La nostra esperienza dimostra che la posizione della Chiesa sui preservativi e l’AIDS è la più ragionevole e scientificamente fondata per la prevenzione dell’epidemia dell’AIDS. L’Uganda ha una storia di successo nella lotta all’HIV/AIDS. Alcuni si sono spinti a definire l’esperienza Ugandese “un vaccino sociale”. L’approccio completo alla prevenzione che sarebbe stato successivamente definito “ABC”, sebbene all’inizio fosse veramente una risposta indigena concepita localmente alla pandemia, è diventato un approccio alla prevenzione della trasmissione dell’HIV basato sull’evidenza del coinvolgimento. Da molti anni siamo coinvolti nella lotta alla malattia e riconosciamo il forte impatto della Chiesa e della religione in generale al rallentamento della diffusione dell’epidemia, attraverso un lavoro di educazione della gioventù e della gente ad un uso responsabile della sessualità. Sappiamo quanto siano importanti i preservativi in focolai epidemici all’interno di gruppi ad alto rischio; tuttavia, ci sono poche o nessuna prova che le comuni e popolari misure di prevenzione (compresi la vendita dei preservativi a prezzi popolari, il test gratuito su richiesta e il trattamento a tappeto delle le malattie sessualmente trasmesse) abbiano contribuito alla riduzione o al rallentamento delle epidemie generalizzate di HIV.

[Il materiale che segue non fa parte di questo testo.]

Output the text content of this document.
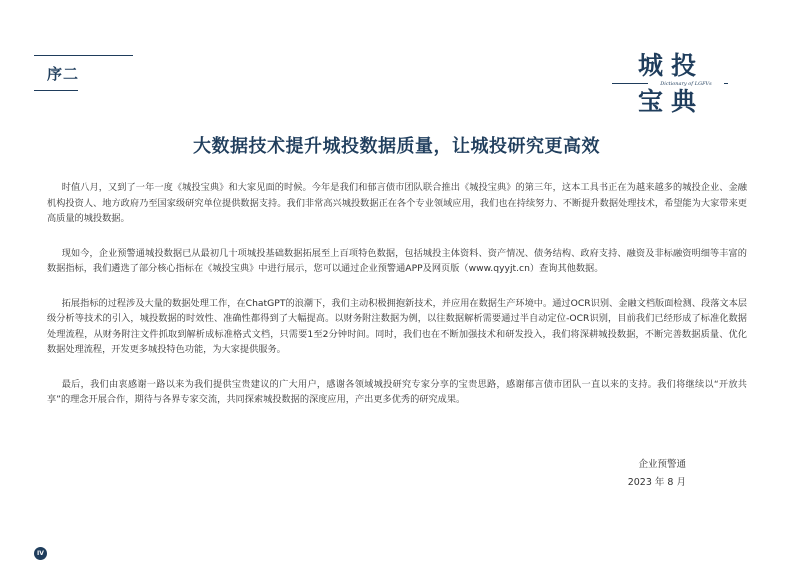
序二	城投
Dictionary of LGFVs
宝典
大数据技术提升城投数据质量，让城投研究更高效

时值八月，又到了一年一度《城投宝典》和大家见面的时候。今年是我们和郁言债市团队联合推出《城投宝典》的第三年，这本工具书正在为越来越多的城投企业、金融机构投资人、地方政府乃至国家级研究单位提供数据支持。我们非常高兴城投数据正在各个专业领域应用，我们也在持续努力、不断提升数据处理技术，希望能为大家带来更高质量的城投数据。

现如今，企业预警通城投数据已从最初几十项城投基础数据拓展至上百项特色数据，包括城投主体资料、资产情况、债务结构、政府支持、融资及非标融资明细等丰富的数据指标，我们遴选了部分核心指标在《城投宝典》中进行展示，您可以通过企业预警通APP及网页版（www.qyyjt.cn）查询其他数据。

拓展指标的过程涉及大量的数据处理工作，在ChatGPT的浪潮下，我们主动积极拥抱新技术，并应用在数据生产环境中。通过OCR识别、金融文档版面检测、段落文本层级分析等技术的引入，城投数据的时效性、准确性都得到了大幅提高。以财务附注数据为例，以往数据解析需要通过半自动定位-OCR识别，目前我们已经形成了标准化数据处理流程，从财务附注文件抓取到解析成标准格式文档，只需要1至2分钟时间。同时，我们也在不断加强技术和研发投入，我们将深耕城投数据，不断完善数据质量、优化数据处理流程，开发更多城投特色功能，为大家提供服务。

最后，我们由衷感谢一路以来为我们提供宝贵建议的广大用户，感谢各领域城投研究专家分享的宝贵思路，感谢郁言债市团队一直以来的支持。我们将继续以“开放共享”的理念开展合作，期待与各界专家交流，共同探索城投数据的深度应用，产出更多优秀的研究成果。

企业预警通
2023 年 8 月
IV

Riviste scientifiche di punta hanno pubblicato studi che mostrano che il fattore principale per il declino della prevalenza dell’HIV in Uganda è stato la riduzione dei rapporti sessuali casuali con più partner (la B di ABC). Da allora, la prova di un ruolo chiave della riduzione dei partner, completato dalla diminuzione dei rapporti prematrimoniali è emersa in merito al più recente declino dell’HIV in Kenya, Zimbawe, Etipia e Malawi. In Uganda, Kenya e Zambia, l’aumento dei comportamenti di astinenza è stata associata alla riduzione della prevalenza dell’HIV. In Uganda la percentuale di giovani dai 15 ai 24 anni che hanno dichiarato raporti prematrimoniali nell’anno precedente il matrimonio sono diminuiti dal 53% al 16% per le donne e dal 60% al 23% per gli uomini tra il 1989 e il 1995. In Kenya, una diminuzione simile dei rapporti prematrimoniali è stata registrata tra il 1993 e il 1998: dal 56% al 41% per la popolazione maschile e dal 32% al 21% per quella femminile. Tutte le storie di successo in Africa sono state precedute da una diminuzione dei rapporti casuali e prematrimoniali, in generali nei 5-6 anni precedenti il palesarsi della riduzione dell’epidemia.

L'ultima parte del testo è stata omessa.